Second, in case you haven’t noticed, tensions are running high.
People are TIRED. They are SAD. They are DEPRESSED. They don’t know how they are going to pay their bills. Their marriages suck. Their kids are fucked-up. Their church only wants their money. Their boss is pushing them to do the work of three men. Their in-laws are moving in soon.
You are sitting high in the cab of that truck, high above the fray. You are escaping the madness. You are THE MAN with THE TRUCK.
You don’t HAVE feelings. If you do, they consist of Anger and Patriotism.
You deserve all the free passes, the forceful merging into traffic, the colorful gestures and language, the harsh revving, the benefit of the doubt when you cut people off.
You are a WINNER. Second place equals first Loser, amirite?
Traffic is not about GETTING SOMEWHERE. It’s about WINNING.
When you feel that rumble in the back pocket of your jeans, that’s not beans, that’s a total lack of muffler.
Or here’s another option:
You could go bench-press that angst into oblivion before getting into a vehicle.
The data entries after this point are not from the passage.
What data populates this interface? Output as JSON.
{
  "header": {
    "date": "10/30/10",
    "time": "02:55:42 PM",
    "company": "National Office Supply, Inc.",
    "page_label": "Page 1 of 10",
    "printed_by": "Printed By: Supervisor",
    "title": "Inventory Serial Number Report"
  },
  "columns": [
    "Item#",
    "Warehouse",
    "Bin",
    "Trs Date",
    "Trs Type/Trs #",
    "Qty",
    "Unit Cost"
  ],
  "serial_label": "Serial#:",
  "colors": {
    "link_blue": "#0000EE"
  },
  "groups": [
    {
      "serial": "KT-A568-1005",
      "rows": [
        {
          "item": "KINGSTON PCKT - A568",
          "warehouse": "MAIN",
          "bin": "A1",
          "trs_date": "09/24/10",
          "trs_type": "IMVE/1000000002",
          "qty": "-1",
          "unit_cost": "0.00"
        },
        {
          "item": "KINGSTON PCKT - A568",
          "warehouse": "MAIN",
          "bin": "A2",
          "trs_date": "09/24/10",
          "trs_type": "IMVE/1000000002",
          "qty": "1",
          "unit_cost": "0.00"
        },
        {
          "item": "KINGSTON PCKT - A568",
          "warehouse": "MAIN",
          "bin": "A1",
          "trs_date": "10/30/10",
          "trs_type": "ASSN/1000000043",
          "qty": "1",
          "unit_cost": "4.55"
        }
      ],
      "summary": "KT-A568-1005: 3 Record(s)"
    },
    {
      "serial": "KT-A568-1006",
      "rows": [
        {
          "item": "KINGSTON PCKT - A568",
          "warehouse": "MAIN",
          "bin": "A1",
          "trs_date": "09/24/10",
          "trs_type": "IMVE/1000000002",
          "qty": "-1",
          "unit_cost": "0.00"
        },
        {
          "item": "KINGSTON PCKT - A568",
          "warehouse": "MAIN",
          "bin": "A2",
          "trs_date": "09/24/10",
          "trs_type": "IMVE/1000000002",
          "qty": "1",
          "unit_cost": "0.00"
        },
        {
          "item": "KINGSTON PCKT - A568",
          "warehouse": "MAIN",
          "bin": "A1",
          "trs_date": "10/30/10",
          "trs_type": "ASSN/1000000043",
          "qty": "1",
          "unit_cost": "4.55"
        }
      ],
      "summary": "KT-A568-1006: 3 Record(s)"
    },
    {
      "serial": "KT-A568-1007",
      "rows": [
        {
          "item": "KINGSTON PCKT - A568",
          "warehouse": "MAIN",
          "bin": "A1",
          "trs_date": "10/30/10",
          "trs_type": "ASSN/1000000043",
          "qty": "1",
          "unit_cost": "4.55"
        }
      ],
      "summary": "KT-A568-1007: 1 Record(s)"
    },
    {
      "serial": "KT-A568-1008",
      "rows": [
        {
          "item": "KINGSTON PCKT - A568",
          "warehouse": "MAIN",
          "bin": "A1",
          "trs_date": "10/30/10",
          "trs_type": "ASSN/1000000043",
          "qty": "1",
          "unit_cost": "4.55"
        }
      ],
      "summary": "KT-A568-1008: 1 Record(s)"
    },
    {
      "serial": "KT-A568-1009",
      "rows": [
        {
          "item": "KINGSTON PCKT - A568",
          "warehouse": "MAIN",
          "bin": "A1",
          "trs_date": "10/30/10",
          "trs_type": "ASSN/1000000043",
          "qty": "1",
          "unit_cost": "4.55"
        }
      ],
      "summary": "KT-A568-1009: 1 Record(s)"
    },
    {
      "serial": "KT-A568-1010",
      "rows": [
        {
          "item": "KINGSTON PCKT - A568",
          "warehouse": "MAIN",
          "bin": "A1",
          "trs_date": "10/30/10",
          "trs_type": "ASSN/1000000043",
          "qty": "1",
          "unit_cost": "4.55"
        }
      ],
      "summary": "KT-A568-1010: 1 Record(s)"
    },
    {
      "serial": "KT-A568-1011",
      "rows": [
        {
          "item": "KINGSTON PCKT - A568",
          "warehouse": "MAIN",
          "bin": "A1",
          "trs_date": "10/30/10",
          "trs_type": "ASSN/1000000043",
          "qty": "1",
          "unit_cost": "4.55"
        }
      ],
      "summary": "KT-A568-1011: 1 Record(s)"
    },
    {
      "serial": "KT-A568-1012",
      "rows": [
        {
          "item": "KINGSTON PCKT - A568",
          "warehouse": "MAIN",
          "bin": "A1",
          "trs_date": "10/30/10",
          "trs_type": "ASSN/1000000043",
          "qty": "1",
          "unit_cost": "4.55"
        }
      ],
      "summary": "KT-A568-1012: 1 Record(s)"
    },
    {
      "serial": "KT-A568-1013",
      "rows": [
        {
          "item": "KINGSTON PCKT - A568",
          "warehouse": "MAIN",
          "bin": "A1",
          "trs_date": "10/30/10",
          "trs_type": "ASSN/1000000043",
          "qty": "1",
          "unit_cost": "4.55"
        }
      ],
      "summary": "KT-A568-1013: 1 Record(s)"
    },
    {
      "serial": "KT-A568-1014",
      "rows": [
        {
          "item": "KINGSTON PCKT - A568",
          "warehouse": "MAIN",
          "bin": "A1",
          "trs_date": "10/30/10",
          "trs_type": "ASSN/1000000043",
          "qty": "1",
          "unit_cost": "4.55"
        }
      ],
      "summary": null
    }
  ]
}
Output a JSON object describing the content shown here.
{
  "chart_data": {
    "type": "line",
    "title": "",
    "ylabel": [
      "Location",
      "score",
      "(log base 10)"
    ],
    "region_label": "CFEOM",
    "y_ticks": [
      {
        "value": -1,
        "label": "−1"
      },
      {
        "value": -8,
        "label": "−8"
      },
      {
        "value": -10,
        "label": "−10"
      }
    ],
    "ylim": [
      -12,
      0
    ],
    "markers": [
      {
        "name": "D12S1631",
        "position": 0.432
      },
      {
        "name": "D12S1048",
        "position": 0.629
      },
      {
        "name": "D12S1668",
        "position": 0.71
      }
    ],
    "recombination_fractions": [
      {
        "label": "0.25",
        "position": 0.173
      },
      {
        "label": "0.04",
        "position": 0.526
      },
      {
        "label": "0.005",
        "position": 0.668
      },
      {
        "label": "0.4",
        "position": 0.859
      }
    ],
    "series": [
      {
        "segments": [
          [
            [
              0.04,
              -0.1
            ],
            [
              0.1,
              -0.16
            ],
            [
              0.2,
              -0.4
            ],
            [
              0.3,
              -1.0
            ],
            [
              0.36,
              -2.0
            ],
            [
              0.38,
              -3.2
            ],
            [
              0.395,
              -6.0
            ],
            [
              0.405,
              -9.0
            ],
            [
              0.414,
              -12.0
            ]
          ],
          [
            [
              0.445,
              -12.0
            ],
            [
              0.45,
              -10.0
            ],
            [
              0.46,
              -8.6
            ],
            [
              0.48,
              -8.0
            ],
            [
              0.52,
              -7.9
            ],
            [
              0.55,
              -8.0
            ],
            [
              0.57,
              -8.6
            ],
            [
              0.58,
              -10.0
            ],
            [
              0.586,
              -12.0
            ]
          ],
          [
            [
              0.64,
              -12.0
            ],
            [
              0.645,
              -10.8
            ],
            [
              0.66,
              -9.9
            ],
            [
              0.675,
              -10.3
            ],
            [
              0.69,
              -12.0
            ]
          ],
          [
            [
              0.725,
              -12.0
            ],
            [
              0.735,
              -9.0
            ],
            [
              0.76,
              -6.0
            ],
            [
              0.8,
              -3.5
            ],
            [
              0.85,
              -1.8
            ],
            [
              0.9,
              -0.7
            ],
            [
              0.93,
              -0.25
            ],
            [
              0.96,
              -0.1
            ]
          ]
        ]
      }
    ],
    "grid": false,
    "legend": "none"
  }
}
Or talk to a good friend about how you’re scared you’re going to get fired, or that your wife is cheating, or that your son is somehow “different”, or that America is not like it was when your daddy was young.
Maybe get into touch with all that grief you have locked up in your belly. That anger? It’s repressed grief. You need to watch Old Yeller by yourself and cry. Get it out. Go yell at the ocean, or in the woods, or into a canyon, or in a thunderstorm. Primal shouts. Say ALL THE THINGS. ALL OF THEM.
Because those generations of men before you left you with a legacy of bottling things up. When you bottle something up, it ferments, it expands, it goes bad, and it explodes.